Wei-Li Shao: Yes. To make sure I understand the question, I think you’re asking — this is Wei-Li, by the way, asking about, hey, listen, most companies, and you could see this in the global app download data, especially with the Sensor Tower data have strong performance in Q1 and then just a downward slant to Q4 and then a strong repeated cyclical performance in Q1. We have — it’s true. It appears that maybe we have a little bit of a different trend. I think that what we’ve seen are a few drivers that have led to Q3 performance. The first one, of course, is back to the multiproduct. I mean this is a classic example of what you do in the previous year will either hurt you or help you in the following year, depending on how well you do, which means of the multi-condition kind of product penetration success that we’ve had in previous years, including last year’s selling cycle paying off now in the back half of this year.

The second piece is what you mentioned that I’ll pick up on, and we feel like you’re correct, is on the marketing outreach or marketing enrollment rate performance side of things. As Steve alluded to a little bit earlier, we have, in 2024, saw a 60% improvement in enrollment rate performance. We committed back then that we’d continue to work on that, and we have, and we’re seeing continued improvement in enrollment rate performance through the year, and that certainly has been a contributor as well. The third and last piece I’d say is that we, for many, many years now, have been working on a, what we call a multi-campaign digital outreach strategy, complemented by a multichannel outreach strategy, for instance, digital signage on site as well as direct mail and all the other things you might imagine.

And we feel like we’ve got a decent rhythm and cadence that not only supports at least we saw this year, a strong Q1, but also supports continued performance throughout the year as opposed to just cyclically just in Q1. And so we continue to experiment in that particular area. We’re seeing some success, and we believe that, that also has been a contributor to what we’ve seen in Q3.
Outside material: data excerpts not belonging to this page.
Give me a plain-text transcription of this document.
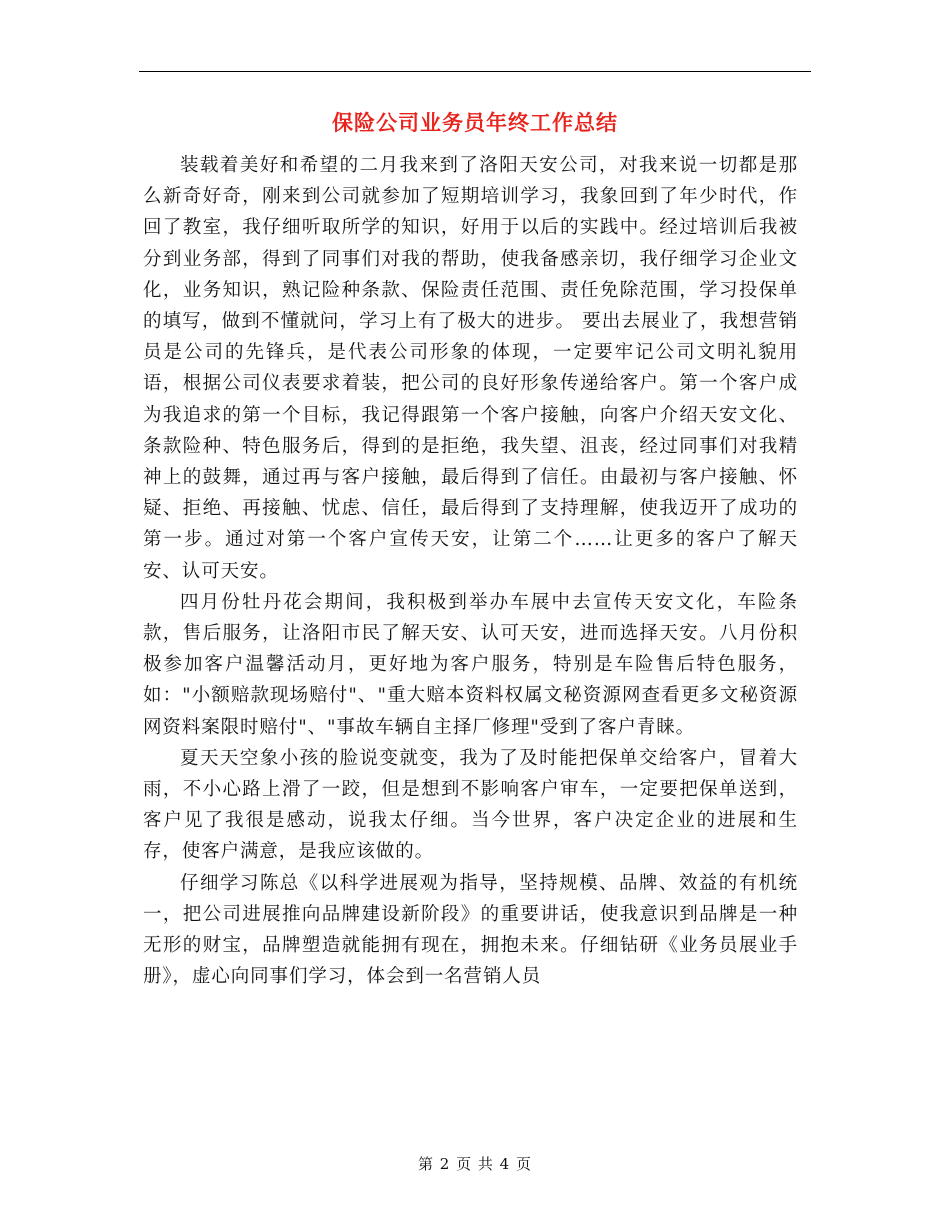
保险公司业务员年终工作总结

装载着美好和希望的二月我来到了洛阳天安公司，对我来说一切都是那么新奇好奇，刚来到公司就参加了短期培训学习，我象回到了年少时代，作回了教室，我仔细听取所学的知识，好用于以后的实践中。经过培训后我被分到业务部，得到了同事们对我的帮助，使我备感亲切，我仔细学习企业文化，业务知识，熟记险种条款、保险责任范围、责任免除范围，学习投保单的填写，做到不懂就问，学习上有了极大的进步。 要出去展业了，我想营销员是公司的先锋兵，是代表公司形象的体现，一定要牢记公司文明礼貌用语，根据公司仪表要求着装，把公司的良好形象传递给客户。第一个客户成为我追求的第一个目标，我记得跟第一个客户接触，向客户介绍天安文化、条款险种、特色服务后，得到的是拒绝，我失望、沮丧，经过同事们对我精神上的鼓舞，通过再与客户接触，最后得到了信任。由最初与客户接触、怀疑、拒绝、再接触、忧虑、信任，最后得到了支持理解，使我迈开了成功的第一步。通过对第一个客户宣传天安，让第二个……让更多的客户了解天安、认可天安。

四月份牡丹花会期间，我积极到举办车展中去宣传天安文化，车险条款，售后服务，让洛阳市民了解天安、认可天安，进而选择天安。八月份积极参加客户温馨活动月，更好地为客户服务，特别是车险售后特色服务，如："小额赔款现场赔付"、"重大赔本资料权属文秘资源网查看更多文秘资源网资料案限时赔付"、"事故车辆自主择厂修理"受到了客户青睐。

夏天天空象小孩的脸说变就变，我为了及时能把保单交给客户，冒着大雨，不小心路上滑了一跤，但是想到不影响客户审车，一定要把保单送到，客户见了我很是感动，说我太仔细。当今世界，客户决定企业的进展和生存，使客户满意，是我应该做的。

仔细学习陈总《以科学进展观为指导，坚持规模、品牌、效益的有机统一，把公司进展推向品牌建设新阶段》的重要讲话，使我意识到品牌是一种无形的财宝，品牌塑造就能拥有现在，拥抱未来。仔细钻研《业务员展业手册》，虚心向同事们学习，体会到一名营销人员

第 2 页 共 4 页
Sean Duffy: And David, this is Sean here. One other thing to just highlight is Q3 was a very innovative quarter relative to the member experience. We talked about Meal Map. We talked about building on top of OmadaSpark. We really took a big step forward in what we’re able to offer to members. And we found that when we launch really exciting new product capabilities, that’s, of course, attractive to the members that are already using Omada. Equally, that’s interesting and attractive to folks that are just learning about Omada for the first time. So oftentimes, it gives us more to talk about in that first outreach, and you can really turn the product innovation into something that helps pull more people into your experience.

Operator: Our next question comes from the line of Gene Mannheimer from Freedom Capital Markets.

Gene Mannheimer: Congrats on the great results. Do you guys publish or disclose a product density number? Or said differently, you talk about the percent of members that are engaged in multi-condition programs and how that has trended, say, the last couple of quarters?

Sean Duffy: Yes, Gene, thank you for the question. What we have disclosed in the past is the percent of customers who are working with us in a multiproduct fashion. So at the end of last year, we had 31% of our total customers working with us across more than one product. And when we looked across the 2024 selling season, over 50% of our net new business started with us in a multiproduct fashion. So that’s a metric that we’re going to evaluate if we want to continue to disclose on a go-forward basis, but we’ll potentially be updating that after we close out 2025.

Operator: Thank you. At this time, I’m showing no further questions. This concludes Omada Health’s Third Quarter 2025 Earnings Conference Call. Thank you for participating. You may now disconnect.